Сказки не сбываются.
Она продолжила, как по-наученному:
— Он сказал бы: избей Алешку в кровь, повыдирай ему все кудри, обругай пащенка по-черному — но прости.
Да, он бы, наверное, так и сказал.
И почему у Натальи такой мерцающий секретом и совсем не скорбный взгляд? И губки сложены так по-деловитому: велели, мол, передать.
Молчи, душа, молчи, сказки не сбываются!
Но простить?! Мамино горе — простить? Женино отчаяние, когда ей все равно было, что замуж, что в омут, — и это простить?
Вечером Добрыня спустился с крыльца, за вихры затащил Алешу во двор и там бил, долго и жестоко, крепко прикладывая лицом о перила крыльца. Счастливый Алешка в промежутках бормотал разбитыми губами: «За Настасью — прости… Христом Богом… За маму…»
Они сидели вдвоем на крыльце и пили из баклаги, передавая друг другу. Алеша прикладывался осторожно и всякий раз морщился: разбитые в оладьи губы болели.
— Как думаешь, — вдруг тихо спросил Добрыня, — Илья умер?

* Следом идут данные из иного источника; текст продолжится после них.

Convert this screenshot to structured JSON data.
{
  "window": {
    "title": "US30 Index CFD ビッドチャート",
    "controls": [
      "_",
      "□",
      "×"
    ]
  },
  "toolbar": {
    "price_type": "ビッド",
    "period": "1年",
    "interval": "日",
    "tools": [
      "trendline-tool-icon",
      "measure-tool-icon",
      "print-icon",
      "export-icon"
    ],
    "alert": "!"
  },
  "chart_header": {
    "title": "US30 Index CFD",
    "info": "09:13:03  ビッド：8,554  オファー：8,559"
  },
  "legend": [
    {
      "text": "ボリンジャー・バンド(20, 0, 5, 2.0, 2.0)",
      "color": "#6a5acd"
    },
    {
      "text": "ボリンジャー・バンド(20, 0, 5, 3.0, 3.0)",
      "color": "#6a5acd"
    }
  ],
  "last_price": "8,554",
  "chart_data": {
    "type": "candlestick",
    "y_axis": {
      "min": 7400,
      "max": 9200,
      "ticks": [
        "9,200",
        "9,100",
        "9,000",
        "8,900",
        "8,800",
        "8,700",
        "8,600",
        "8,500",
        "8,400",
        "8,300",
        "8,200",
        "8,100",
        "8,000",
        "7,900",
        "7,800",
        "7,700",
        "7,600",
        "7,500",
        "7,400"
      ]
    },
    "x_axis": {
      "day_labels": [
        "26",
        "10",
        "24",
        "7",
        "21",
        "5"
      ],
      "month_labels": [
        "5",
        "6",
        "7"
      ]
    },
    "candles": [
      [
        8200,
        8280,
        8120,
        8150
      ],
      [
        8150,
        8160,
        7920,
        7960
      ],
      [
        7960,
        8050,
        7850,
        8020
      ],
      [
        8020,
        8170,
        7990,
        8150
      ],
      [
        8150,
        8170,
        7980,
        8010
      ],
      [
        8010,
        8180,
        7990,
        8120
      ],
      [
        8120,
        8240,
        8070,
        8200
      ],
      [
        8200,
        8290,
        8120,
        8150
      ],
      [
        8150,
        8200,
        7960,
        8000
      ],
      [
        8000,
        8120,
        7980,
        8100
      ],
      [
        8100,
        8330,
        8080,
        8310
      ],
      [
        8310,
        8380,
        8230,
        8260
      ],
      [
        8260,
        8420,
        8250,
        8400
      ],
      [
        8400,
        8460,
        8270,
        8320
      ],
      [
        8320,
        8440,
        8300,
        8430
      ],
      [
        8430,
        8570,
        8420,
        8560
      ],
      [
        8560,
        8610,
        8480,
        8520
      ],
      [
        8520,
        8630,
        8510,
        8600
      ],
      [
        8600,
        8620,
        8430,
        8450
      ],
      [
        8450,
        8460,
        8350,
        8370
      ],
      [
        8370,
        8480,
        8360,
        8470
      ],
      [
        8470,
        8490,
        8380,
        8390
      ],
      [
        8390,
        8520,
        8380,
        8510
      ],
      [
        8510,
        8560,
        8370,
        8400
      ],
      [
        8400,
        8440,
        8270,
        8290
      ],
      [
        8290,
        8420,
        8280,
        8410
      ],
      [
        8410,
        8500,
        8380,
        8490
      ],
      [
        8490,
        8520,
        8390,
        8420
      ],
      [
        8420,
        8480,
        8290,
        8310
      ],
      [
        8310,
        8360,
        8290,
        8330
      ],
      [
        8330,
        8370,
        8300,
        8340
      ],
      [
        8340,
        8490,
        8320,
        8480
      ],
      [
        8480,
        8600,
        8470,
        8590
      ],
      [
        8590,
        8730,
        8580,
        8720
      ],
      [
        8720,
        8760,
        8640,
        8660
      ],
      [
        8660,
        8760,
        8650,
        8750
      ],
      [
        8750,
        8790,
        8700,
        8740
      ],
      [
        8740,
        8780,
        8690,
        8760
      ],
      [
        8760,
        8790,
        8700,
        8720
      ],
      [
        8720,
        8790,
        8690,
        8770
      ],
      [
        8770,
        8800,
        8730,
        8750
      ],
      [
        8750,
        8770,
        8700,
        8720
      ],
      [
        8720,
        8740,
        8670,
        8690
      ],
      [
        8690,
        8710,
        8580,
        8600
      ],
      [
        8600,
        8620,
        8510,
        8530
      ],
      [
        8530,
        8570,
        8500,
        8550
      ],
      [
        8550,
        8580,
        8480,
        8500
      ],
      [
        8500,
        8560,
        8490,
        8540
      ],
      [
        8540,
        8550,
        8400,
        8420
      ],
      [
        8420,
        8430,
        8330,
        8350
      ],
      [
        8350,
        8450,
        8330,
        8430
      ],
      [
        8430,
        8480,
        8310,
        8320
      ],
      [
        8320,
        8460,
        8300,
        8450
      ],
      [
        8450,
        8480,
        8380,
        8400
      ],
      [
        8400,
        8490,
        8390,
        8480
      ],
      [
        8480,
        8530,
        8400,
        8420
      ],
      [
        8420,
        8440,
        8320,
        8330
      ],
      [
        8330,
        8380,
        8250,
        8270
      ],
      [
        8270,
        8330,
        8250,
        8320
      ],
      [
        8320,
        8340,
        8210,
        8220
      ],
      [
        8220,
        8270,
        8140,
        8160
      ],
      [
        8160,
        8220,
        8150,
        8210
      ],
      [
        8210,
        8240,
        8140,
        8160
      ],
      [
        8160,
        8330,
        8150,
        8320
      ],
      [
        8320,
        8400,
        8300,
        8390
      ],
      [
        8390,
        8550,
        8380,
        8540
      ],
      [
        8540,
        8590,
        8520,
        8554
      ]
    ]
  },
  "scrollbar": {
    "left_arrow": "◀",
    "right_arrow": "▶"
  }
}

— Меня тут тогда не было, — осторожно ответил Алеша. — Говорят, что да. Но знаешь… когда ты сегодня наконец ко мне вышел… у тебя была такая рожа… ну, такая… мы ж двенадцать лет вдвоем среди чужих… мне показалось, что нет.
Часть IV
Глава 21
То, чего с тревогой и ощущением нарастающей беспомощности ожидал последние годы князь Владимир, — нашествие половцев на Русь — произошло. Владимир хорошо помнил предыдущее нашествие, случившееся в год его вступления на киевский стол. Тогда один из братьев… Неважно. Ради власти делают очень многое, кому, как не ему, Владимиру, знать это. Но в сговор со степняками он, Владимир, даже власти ради все-таки вступать не стал бы — есть вещи, которых делать нельзя. И если ты хочешь править этой землей и этим народом, им ты и должен быть верен до донышка. И только им. Остальное все простится.
Теперешнее нашествие грозило стать гораздо хуже того, которое им с оставшимися верными братьями удалось отбить. Помощь дружин сыновей и братьев уже идет, но это капля в море.
Половцы смели Дозор, который отчаянно, но безнадежно им сопротивлялся, и, захватывая города, шли к Киеву.
Половцы смели Дозор… Пали богатыри. Дюка Степановича нашествие застало в одно из малых острожцев вместе с двумя дружинниками под его началом. Они отстреливались, пока степняки не забросали крышу горящими стрелами. Когда дым от горящей крыши лег по степи густым лисьим хвостом, он велел дружинникам уходить под прикрытием этого дыма. И стрелял, прикрывая их отход, пока не рухнули стропила.
Чурило Пленкович, учтивый красавец, на которого заглядывалась, говорят, сама Апраксия, дрался в схватке, где ему чьей-то булавой, крепко пришедшейся по шлему, выбило глаз. Чурило только пошатнулся и продолжал рубку — с окровавленным косым лицом, с глазом, болтавшемся на щеке. Он был так страшен, что враги отшатывались от одного его вида. Потом его все-таки зарубили.